API request / response bodies Pydantic BaseModel Runtime validation, automatic 422 response, .model_dump()
Internal structured data (AgentFinding, HumanExchange, TriageReport) Pydantic BaseModel Serialization to/from Redis, validation, attribute access
Supervisor LLM output (SupervisorDecision) Pydantic BaseModel .with_structured_output() accepts TypedDict / JSON schema too, but BaseModel is preferred: returns a validated object (not a raw dict), attribute access, validation errors surface cleanly (PRD-003 §Supervisor Output Schema)
Simple config / constants dataclass(frozen=True) No runtime dep, immutable, attribute access

Implication for PRD-003

AgentFinding, HumanExchange, and TriageReport use Pydantic BaseModel for serialisation, validation, and attribute access.
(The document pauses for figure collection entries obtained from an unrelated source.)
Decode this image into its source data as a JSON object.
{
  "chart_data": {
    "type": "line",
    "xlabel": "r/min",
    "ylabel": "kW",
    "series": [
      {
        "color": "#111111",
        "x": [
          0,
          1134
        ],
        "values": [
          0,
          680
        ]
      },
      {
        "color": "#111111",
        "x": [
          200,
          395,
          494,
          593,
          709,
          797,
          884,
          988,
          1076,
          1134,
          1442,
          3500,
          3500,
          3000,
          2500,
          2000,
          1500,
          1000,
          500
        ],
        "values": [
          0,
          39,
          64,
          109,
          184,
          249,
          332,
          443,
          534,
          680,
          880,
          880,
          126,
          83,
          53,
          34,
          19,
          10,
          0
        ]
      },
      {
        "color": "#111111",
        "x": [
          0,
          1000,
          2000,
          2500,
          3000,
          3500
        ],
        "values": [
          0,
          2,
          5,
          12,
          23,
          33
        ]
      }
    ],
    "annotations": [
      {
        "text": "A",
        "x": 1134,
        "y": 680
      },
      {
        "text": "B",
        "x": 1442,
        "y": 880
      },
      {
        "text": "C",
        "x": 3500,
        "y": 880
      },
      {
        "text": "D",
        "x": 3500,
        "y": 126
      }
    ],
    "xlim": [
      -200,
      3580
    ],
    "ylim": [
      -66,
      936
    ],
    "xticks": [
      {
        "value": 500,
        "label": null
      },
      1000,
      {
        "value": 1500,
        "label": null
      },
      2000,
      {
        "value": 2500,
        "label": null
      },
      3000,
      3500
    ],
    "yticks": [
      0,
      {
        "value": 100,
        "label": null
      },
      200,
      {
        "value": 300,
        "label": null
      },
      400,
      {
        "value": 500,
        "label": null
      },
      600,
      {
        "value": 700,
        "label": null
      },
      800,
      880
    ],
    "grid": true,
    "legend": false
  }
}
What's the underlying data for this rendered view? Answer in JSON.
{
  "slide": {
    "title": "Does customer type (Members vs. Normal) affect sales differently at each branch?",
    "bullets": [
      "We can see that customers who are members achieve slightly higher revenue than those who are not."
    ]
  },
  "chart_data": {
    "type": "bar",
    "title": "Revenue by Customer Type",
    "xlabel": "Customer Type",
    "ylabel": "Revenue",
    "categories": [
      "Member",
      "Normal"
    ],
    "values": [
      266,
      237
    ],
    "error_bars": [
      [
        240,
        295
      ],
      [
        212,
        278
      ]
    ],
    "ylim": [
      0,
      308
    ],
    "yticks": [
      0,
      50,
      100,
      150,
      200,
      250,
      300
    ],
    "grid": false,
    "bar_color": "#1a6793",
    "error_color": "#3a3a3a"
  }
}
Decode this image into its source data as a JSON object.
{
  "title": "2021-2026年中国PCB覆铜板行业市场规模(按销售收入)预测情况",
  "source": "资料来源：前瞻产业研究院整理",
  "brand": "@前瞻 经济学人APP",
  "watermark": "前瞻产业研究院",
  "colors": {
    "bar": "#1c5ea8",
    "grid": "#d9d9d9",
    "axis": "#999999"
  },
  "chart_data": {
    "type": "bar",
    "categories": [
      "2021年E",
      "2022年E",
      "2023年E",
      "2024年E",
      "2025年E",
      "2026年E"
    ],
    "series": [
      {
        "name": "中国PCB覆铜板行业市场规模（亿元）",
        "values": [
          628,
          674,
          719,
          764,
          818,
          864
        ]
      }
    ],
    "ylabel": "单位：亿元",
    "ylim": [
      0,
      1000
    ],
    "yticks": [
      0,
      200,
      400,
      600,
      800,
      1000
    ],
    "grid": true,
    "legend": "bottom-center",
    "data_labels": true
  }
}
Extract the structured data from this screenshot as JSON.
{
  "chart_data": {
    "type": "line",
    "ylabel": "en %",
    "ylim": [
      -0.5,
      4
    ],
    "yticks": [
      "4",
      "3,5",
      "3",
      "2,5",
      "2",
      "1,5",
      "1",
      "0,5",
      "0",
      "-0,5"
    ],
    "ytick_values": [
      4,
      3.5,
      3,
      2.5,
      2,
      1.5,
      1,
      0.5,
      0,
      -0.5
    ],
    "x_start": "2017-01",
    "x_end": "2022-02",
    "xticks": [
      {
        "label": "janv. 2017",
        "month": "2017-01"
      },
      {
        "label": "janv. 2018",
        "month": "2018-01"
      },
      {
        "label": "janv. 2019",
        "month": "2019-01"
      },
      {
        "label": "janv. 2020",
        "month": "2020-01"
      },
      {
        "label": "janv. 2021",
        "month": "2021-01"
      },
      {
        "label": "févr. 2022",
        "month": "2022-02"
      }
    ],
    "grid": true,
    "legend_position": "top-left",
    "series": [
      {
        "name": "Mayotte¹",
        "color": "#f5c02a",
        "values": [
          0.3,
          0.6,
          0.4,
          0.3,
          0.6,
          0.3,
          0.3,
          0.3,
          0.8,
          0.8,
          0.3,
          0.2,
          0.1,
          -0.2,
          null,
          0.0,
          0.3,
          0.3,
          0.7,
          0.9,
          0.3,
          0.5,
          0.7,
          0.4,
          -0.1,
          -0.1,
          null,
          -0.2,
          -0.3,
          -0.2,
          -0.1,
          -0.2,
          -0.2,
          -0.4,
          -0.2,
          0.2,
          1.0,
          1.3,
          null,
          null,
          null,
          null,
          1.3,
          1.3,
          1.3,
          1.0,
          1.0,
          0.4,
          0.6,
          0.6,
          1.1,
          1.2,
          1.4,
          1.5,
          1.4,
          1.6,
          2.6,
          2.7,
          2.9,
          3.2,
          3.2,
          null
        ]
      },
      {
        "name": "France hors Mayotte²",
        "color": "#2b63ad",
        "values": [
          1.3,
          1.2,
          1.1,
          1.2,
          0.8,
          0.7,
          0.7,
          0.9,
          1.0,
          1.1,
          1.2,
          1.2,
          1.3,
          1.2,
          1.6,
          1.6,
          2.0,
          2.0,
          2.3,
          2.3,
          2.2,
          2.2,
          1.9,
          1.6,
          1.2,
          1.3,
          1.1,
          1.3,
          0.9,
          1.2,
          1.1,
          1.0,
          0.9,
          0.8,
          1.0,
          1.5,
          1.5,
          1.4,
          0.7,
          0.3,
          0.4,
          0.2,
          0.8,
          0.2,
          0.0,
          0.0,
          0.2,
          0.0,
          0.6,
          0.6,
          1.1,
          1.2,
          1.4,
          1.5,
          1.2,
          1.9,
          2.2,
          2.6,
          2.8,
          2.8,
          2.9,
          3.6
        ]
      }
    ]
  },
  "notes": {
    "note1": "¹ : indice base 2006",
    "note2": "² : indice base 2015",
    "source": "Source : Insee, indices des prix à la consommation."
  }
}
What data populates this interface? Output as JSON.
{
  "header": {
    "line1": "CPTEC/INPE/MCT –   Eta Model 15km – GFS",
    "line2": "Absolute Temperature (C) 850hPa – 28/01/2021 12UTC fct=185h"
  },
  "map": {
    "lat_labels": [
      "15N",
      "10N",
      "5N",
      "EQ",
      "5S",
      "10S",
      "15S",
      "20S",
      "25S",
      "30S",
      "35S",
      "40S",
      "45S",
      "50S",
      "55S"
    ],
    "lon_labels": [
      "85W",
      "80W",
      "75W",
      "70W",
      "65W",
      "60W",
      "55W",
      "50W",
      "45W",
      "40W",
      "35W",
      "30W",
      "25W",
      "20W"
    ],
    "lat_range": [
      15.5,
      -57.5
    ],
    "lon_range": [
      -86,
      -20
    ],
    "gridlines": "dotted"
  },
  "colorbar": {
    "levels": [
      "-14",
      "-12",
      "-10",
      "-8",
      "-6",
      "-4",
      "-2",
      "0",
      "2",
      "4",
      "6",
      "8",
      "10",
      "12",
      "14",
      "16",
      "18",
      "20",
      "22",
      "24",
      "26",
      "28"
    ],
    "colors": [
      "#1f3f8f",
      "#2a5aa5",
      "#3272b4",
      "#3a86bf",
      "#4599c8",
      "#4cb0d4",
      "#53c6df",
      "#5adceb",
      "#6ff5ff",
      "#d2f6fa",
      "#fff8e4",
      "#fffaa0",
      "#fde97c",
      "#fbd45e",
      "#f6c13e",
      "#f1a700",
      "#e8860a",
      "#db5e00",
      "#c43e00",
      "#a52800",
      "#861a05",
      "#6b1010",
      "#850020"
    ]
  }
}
BugTriageState also uses Pydantic BaseModel — a deliberate choice driven by the need for @model_validator(mode="before") to handle checkpoint migration when fields are renamed or their types change across schema versions. LangGraph accepts BaseModel state natively: nodes return partial dicts (only changed keys), which LangGraph merges into the checkpointed state without requiring full model reconstruction. The rationale that "BaseModel requires full model reconstruction per node update" is incorrect — LangGraph handles partial dict returns cleanly regardless of whether the state type is TypedDict, dataclass, or BaseModel.

Example: correct boundary

from __future__ import annotations

from pydantic import BaseModel, Field, model_validator


class BugTriageState(BaseModel):
    issue_url: str
    findings: list[AgentFinding] = Field(default_factory=list)
    report: TriageReport | None = Field(default=None)

    @model_validator(mode="before")
    @classmethod
    def migrate_from_checkpoint(cls, data: object) -> object:
        if not isinstance(data, dict):
            return data
        # migration branches here
        return data


class AgentFinding(BaseModel):
    agent_name: str
    summary: str
    relevant_files: list[str]
    confidence: float


class TriageJobResponse(BaseModel):
    job_id: str
    status: str
    report: TriageReport | None = None

Pre-commit & CI

Pre-commit (fast, local)

ruff runs on every commit via pre-commit hooks. ty is excluded from pre-commit — type checking is too slow for a blocking commit hook on large diffs.

# .pre-commit-config.yaml
repos:
  - repo: https://github.com/astral-sh/ruff-pre-commit
    rev: v0.6.0
    hooks:
      - id: ruff          # lint + autofix
        args: [ --fix ]
      - id: ruff-format   # format

CI pipeline (GitHub Actions)

# .github/workflows/ci.yml (relevant steps)
- name: Install dependencies
  run: uv sync --group dev --group test

- name: Lint
  run: uv run ruff check .

- name: Format check
  run: uv run ruff format --check .

- name: Type check
  run: uv run ty check src/

- name: Test
  run: uv run pytest --cov=src tests/

All four checks must pass for a PR to merge. There is no manual override — fix the code.


pytest Configuration

[tool.pytest.ini_options]
asyncio_mode = "auto"         # pytest-asyncio: no @pytest.mark.asyncio needed
testpaths = ["tests"]
addopts = "--strict-markers"

[tool.coverage.run]
source = ["src"]
omit = ["tests/*"]

[tool.coverage.report]
fail_under = 80

asyncio_mode = "auto"

All async def test_* functions are automatically treated as async tests. No per-test decorator required. Consistent with the project's async-first architecture (FastAPI, ARQ, LangGraph async).

Coverage threshold

80% line coverage is the minimum for CI to pass. New features must include tests that keep coverage above this floor. Coverage reports are generated per-run; fail_under = 80 is a hard gate, not a suggestion.